Despite significant progress, several challenges remain. Variability in human populations, differences in pathogen strains, and evolving immune landscapes necessitate ongoing refinement of assays and models. Ethical considerations, particularly in human challenge studies, require careful management to ensure participant safety and informed consent.
In conclusion, the development and harmonization of assays and models to assess vaccine immunogenicity and correlates of protection are critical to advancing vaccine research and development. Standardized methodologies and collaborative efforts are essential to overcoming current challenges and enhancing the global capacity to respond to infectious disease threats. By fostering greater consistency and reliability in immunogenicity assessments, we can improve vaccine efficacy, streamline regulatory processes, and ultimately protect public health more effectively.

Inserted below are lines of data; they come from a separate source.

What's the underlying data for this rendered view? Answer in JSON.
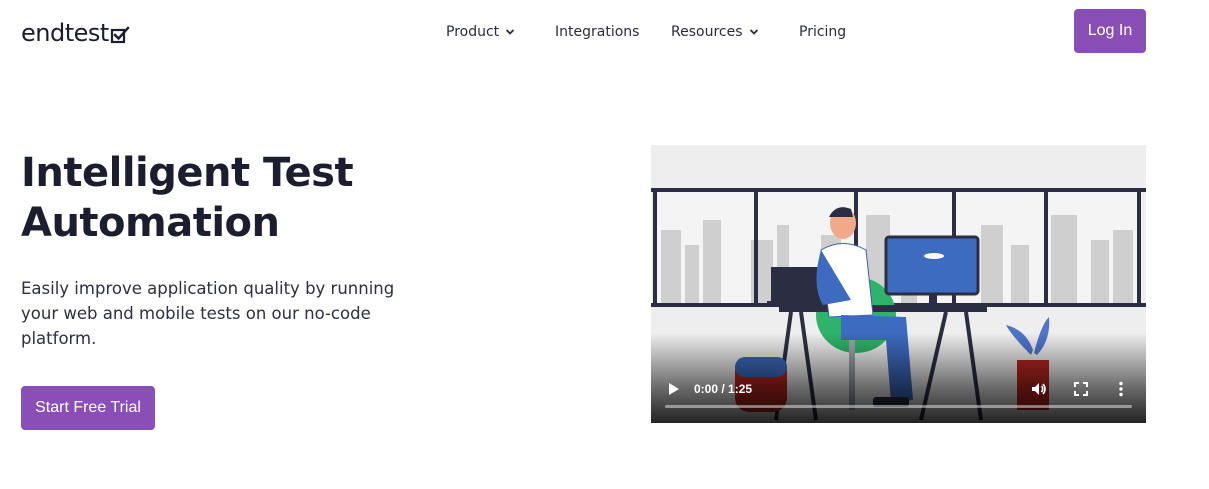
{
  "brand": {
    "name": "endtest",
    "accent": "#8a4fb6"
  },
  "nav": {
    "items": [
      {
        "label": "Product",
        "has_dropdown": true
      },
      {
        "label": "Integrations",
        "has_dropdown": false
      },
      {
        "label": "Resources",
        "has_dropdown": true
      },
      {
        "label": "Pricing",
        "has_dropdown": false
      }
    ],
    "login_label": "Log In"
  },
  "hero": {
    "title": "Intelligent Test Automation",
    "subtitle": "Easily improve application quality by running your web and mobile tests on our no-code platform.",
    "cta_label": "Start Free Trial"
  },
  "video": {
    "time": "0:00 / 1:25",
    "progress": 0,
    "icons": [
      "play-icon",
      "volume-icon",
      "fullscreen-icon",
      "more-options-icon"
    ]
  }
}
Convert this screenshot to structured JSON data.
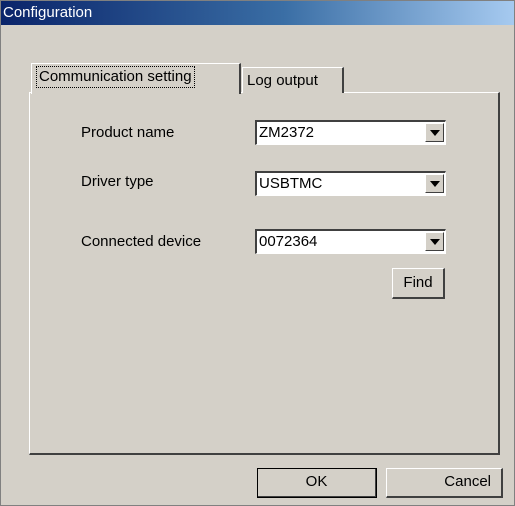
{
  "window": {
    "title": "Configuration"
  },
  "tabs": [
    {
      "label": "Communication setting",
      "active": true
    },
    {
      "label": "Log output",
      "active": false
    }
  ],
  "form": {
    "product_name": {
      "label": "Product name",
      "value": "ZM2372"
    },
    "driver_type": {
      "label": "Driver type",
      "value": "USBTMC"
    },
    "connected_device": {
      "label": "Connected device",
      "value": "0072364"
    },
    "find_label": "Find"
  },
  "footer": {
    "ok_label": "OK",
    "cancel_label": "Cancel"
  },
  "colors": {
    "face": "#d4d0c8",
    "titlebar_start": "#0a246a",
    "titlebar_end": "#a6caf0",
    "field": "#ffffff"
  },
  "icons": {
    "dropdown": "chevron-down-icon"
  }
}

This research topic wishes to compile the results of original research aiming at the development and/or harmonization of assay methods to measure the humoral and cellular immune responses elicited by established and novel vaccines against pathogens causing respiratory infections. Reports on the development and harmonization of in vivo and in vitro models to establish correlates of protection and review articles on these topics are equally welcomed.
Ideally, these efforts will facilitate and improve ongoing and future vaccine research and development.

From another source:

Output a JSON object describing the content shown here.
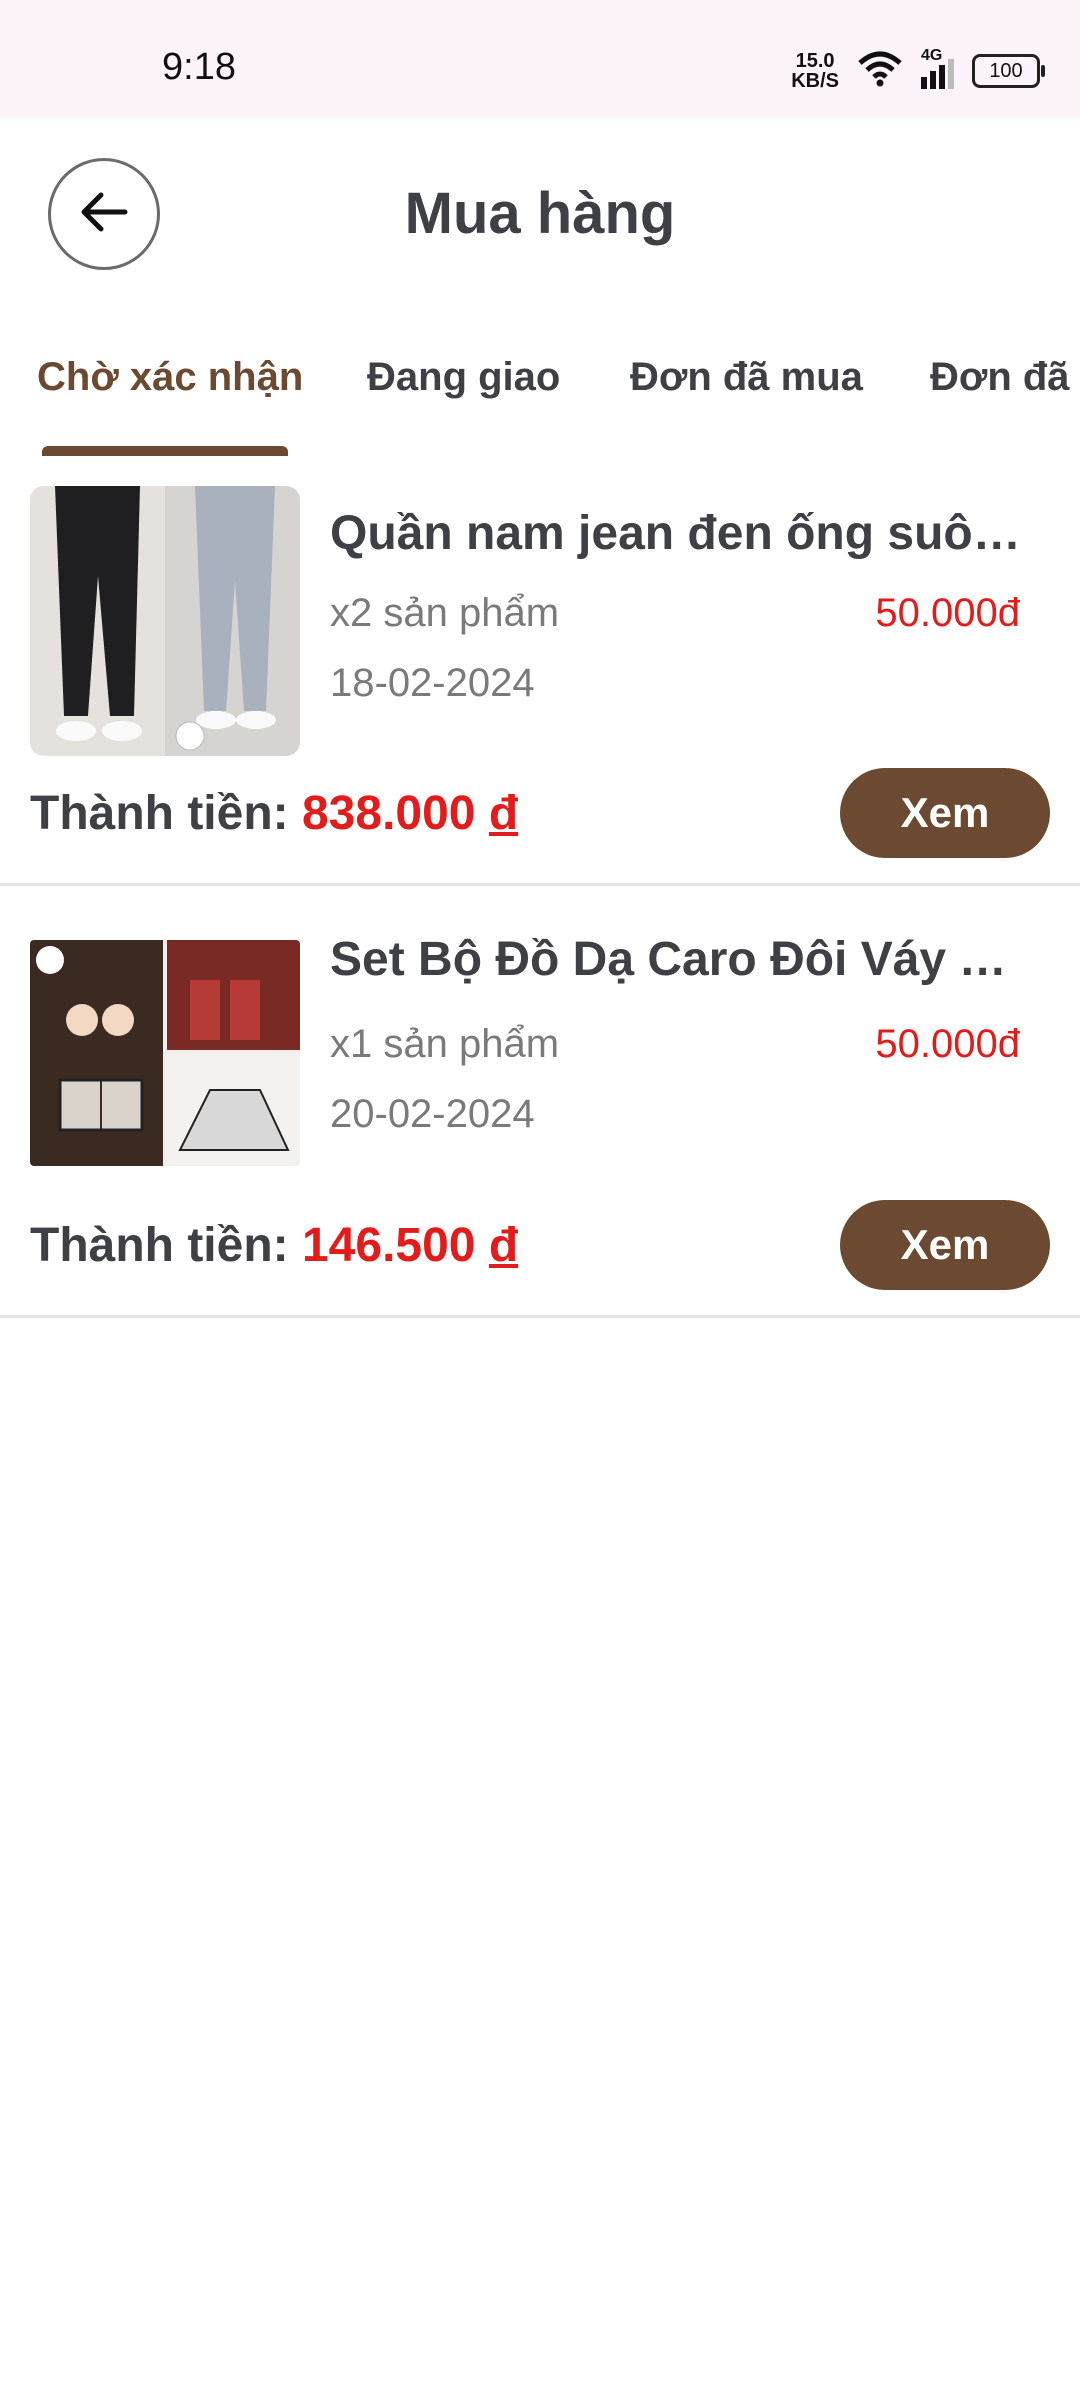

We welcome the submission of Original Research articles, Reviews, Mini-Reviews, Perspective articles, Opinion articles, and Commentaries around the following topics, which include but are not limited to:
- Development and harmonization of in vitro assays to measure the humoral, cellular, or innate immune response to pathogens causing respiratory infections.
-Development and harmonization of in vitro or in vivo models, to define correlates of protection to to pathogens causing respiratory infections.
-Identification of innate, humoral, or cellular immune responses that correlate with protection against infection or severe disease caused by pathogens causing respiratory infections
-Identification of factors that influence or determine the quality or magnitude of innate, humoral, or cellular immune response to pathogens causing respiratory infections
We acknowledge the funding of the manuscripts published in this Research Topic by the Sclavo Vaccines Association. We hereby state publicly that Sclavo Vaccines Association has had no editorial input in articles included in this Research Topic, thus ensuring that all aspects of this Research Topic are evaluated objectively, and unbiased by any specific policy or opinion of Sclavo Vaccines Association.
Keywords: humoral or cellular immune responses, viral infections, immunogenicity, vaccines
Important Note: All contributions to this Research Topic must be within the scope of the section and journal to which they are submitted, as defined in their mission statements. Frontiers reserves the right to guide an out-of-scope manuscript to a more suitable section or journal at any stage of peer review.